The joint venture will be run by Patrick Haskell, 42, head of municipal securities for the firm’s fixed-income unit, and Eric Benedict, who leads capital markets for the brokerage, the New York-based bank said today in an internal memo, which was obtained by Bloomberg News. Jim Wiggins, a Morgan Stanley spokesman, confirmed the memo’s contents.
Chief Executive Officer James Gorman, 55, has said partnerships between the investment bank and brokerage will help the firm double return on equity by this year. In 2013, Morgan Stanley bought the remaining stake in the brokerage, which has more than 16,000 advisers and $1.91 trillion of client assets.
“For institutional and retail investors, the joint venture will provide the broadest possible inventory and unmatched purchasing power,” according to the memo, written by Andy Saperstein, who oversees the brokerage’s investment products and services unit, and fixed-income co-heads Michael Heaney and Robert Rooney. “Combining our municipal inventory in a single balance sheet will enable us to enhance our risk-management discipline across the organization.”
The bank said in January 2013 that it had 35 initiatives to combine efforts between the institutional and brokerage units. In 2012, Morgan Stanley created a fixed-income sales group for middle-market clients under Benedict and transferred some customers from its investment bank to its wealth-management division.

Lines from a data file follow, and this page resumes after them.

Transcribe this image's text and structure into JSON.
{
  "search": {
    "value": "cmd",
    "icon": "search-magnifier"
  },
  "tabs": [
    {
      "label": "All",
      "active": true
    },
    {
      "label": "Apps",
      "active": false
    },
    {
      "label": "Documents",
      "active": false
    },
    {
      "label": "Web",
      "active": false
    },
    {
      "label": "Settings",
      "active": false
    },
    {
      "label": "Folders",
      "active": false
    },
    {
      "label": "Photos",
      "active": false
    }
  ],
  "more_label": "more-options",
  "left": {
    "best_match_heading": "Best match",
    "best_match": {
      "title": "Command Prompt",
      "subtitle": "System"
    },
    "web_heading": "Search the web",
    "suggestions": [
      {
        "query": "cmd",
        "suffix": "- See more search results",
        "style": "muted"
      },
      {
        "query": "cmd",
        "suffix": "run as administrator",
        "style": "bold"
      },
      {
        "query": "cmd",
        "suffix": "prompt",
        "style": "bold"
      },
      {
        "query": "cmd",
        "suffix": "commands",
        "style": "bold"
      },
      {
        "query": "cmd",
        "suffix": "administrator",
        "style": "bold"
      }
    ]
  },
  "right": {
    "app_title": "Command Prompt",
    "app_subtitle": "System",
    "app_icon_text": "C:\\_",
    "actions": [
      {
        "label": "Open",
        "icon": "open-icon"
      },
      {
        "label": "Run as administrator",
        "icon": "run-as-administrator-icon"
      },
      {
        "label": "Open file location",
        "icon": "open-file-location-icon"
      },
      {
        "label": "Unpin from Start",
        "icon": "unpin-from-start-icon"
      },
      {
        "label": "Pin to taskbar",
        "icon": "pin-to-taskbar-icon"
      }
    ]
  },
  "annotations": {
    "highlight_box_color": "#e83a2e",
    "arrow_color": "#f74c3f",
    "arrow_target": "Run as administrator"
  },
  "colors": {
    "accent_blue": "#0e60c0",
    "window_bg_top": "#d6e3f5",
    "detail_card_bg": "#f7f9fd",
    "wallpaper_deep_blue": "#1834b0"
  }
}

The $3.7 trillion municipal market has rebounded after posting negative returns in 2013 for the first time since 2008. State and local debt has gained 3.25 percent this year, outpacing the 1.38 percent return on U.S. Treasuries and 2.27 percent on corporate securities, Bank of America Merrill Lynch data show.
Morgan Stanley was one of the underwriters of Puerto Rico’s record $3.5 billion sale of junk-rated municipal debt yesterday.